US Dollar Post Gains Amid Fading Rate Cut Bets. Forecast as of 17.11.2025
Tariffs are likely to spur inflation and force the Fed to keep interest rates elevated. You may have heard this statement at the onset of 2025, when the US dollar strengthened due to expectations of sweeping tariffs. Let’s discuss this topic and make a trading plan for the EUR/USD pair.
The article covers the following subjects:
Major Takeaways
- The US administration is lowering tariffs.
- FOMC hawks are outnumbering doves.
- The odds of a Fed rate hike in December have fallen below 50%.
- Long trades on the EUR/USD pair can be opened above 1.161.

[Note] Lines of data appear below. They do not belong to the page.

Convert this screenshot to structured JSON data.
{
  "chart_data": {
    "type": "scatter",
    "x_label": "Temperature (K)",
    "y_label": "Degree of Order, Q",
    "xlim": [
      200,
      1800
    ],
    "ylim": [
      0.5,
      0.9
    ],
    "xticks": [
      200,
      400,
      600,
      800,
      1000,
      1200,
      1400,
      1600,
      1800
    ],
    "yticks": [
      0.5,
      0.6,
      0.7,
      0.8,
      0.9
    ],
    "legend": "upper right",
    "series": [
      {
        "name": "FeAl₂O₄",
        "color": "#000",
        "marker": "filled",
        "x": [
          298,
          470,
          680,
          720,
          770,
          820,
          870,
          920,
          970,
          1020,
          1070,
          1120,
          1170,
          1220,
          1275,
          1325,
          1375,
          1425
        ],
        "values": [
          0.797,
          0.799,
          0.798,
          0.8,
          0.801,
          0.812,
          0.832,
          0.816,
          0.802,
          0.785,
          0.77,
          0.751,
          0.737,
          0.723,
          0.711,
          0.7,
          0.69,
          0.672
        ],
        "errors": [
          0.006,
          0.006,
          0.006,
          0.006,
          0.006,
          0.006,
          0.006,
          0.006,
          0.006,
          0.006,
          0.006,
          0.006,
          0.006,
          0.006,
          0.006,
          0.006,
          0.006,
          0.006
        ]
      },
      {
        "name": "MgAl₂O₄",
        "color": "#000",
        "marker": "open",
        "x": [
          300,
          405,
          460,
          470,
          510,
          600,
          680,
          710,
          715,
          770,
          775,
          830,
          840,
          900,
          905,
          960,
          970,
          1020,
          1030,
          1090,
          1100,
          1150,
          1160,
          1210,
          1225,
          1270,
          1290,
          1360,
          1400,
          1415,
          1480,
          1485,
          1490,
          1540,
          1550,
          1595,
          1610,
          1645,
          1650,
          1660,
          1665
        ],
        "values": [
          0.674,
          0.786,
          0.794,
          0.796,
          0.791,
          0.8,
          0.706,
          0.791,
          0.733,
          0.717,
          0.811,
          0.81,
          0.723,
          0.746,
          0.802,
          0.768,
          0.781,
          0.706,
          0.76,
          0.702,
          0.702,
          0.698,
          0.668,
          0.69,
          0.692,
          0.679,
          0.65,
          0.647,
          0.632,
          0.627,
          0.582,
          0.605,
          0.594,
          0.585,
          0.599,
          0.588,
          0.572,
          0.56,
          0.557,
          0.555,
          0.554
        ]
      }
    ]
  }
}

Weekly US Dollar Fundamental Forecast
Beef prices hitting record highs and ground roasted coffee jumping from $6.47 per pound a year ago to $9.14 forced the US to cut tariffs on these and other agricultural and food products. If the surge in import duties on Liberation Day triggered a fall in the USD index, then their reduction should, in theory, have the opposite effect. As a result, the EUR/USD pair has retreated.
In fact, the worst-case scenario is unfolding. After Donald Trump returned to the White House, there was much talk that tariffs are pro-inflationary and will force the Fed to keep rates high. This will lead to a strengthening of the US dollar. In fact, the greenback weakened as the risk of a slowdown in GDP increased, with Americans shouldering the majority of the cost of US tariffs.
Now the markets are returning to the end of 2024 – beginning of 2025. More and more FOMC members are concerned about inflation. Hawkish rhetoric is becoming more frequent and stronger, which has lowered the chances of a federal funds rate cut in December to less than 50%.
Dovish and Hawkish Fed Statements
Source: Bloomberg.
For a week, the US dollar remained stable despite a decline in the likelihood of ongoing monetary expansion at year-end, as carry traders closed their positions amid rising volatility, stock index corrections, and a deterioration in global risk appetite. The greenback has historically been used as a yield currency, and the retreat of carry traders from the market put pressure on EUR/USD bears. However, it is important to remember that nothing is permanent. The foreign exchange market is beginning to pencil in the reduced likelihood of a Fed rate hike in December, which is beneficial to the USD index.
The same can be said about investors shifting away from hedging strategies. According to a MillTech survey of 250 companies, the risk hedging ratio decreased from 57% in the second quarter to 46% in the third quarter. The degree of trading uncertainty has fallen, and the need to sell US dollars on the futures market has also decreased.
FX Risk Hedging Among UK And US Firms
Source: Bloomberg.
Meanwhile, the tariff reduction may accelerate inflation. According to UBS, the Trump administration’s decision will likely reinforce the perception among Americans that they are the ones bearing the financial burden of import duties. As a result, inflation expectations will rise, allowing retailers to elevate their prices even further.
Weekly EURUSD Trading Plan
If the EUR/USD pair drops below the support level of 1.161, it will be cause for alarm. There is no need to panic, however, as only a fresh batch of data will allow the pair to find its direction. For now, it is better to refrain from entering the market or gradually buy the euro if the pair returns above the key level. The strategy relies on the assumption that the official statistics will confirm weak alternative labor market data.
This forecast is based on the analysis of fundamental factors, including official statements from financial institutions and regulators, various geopolitical and economic developments, and statistical data. Historical market data are also considered.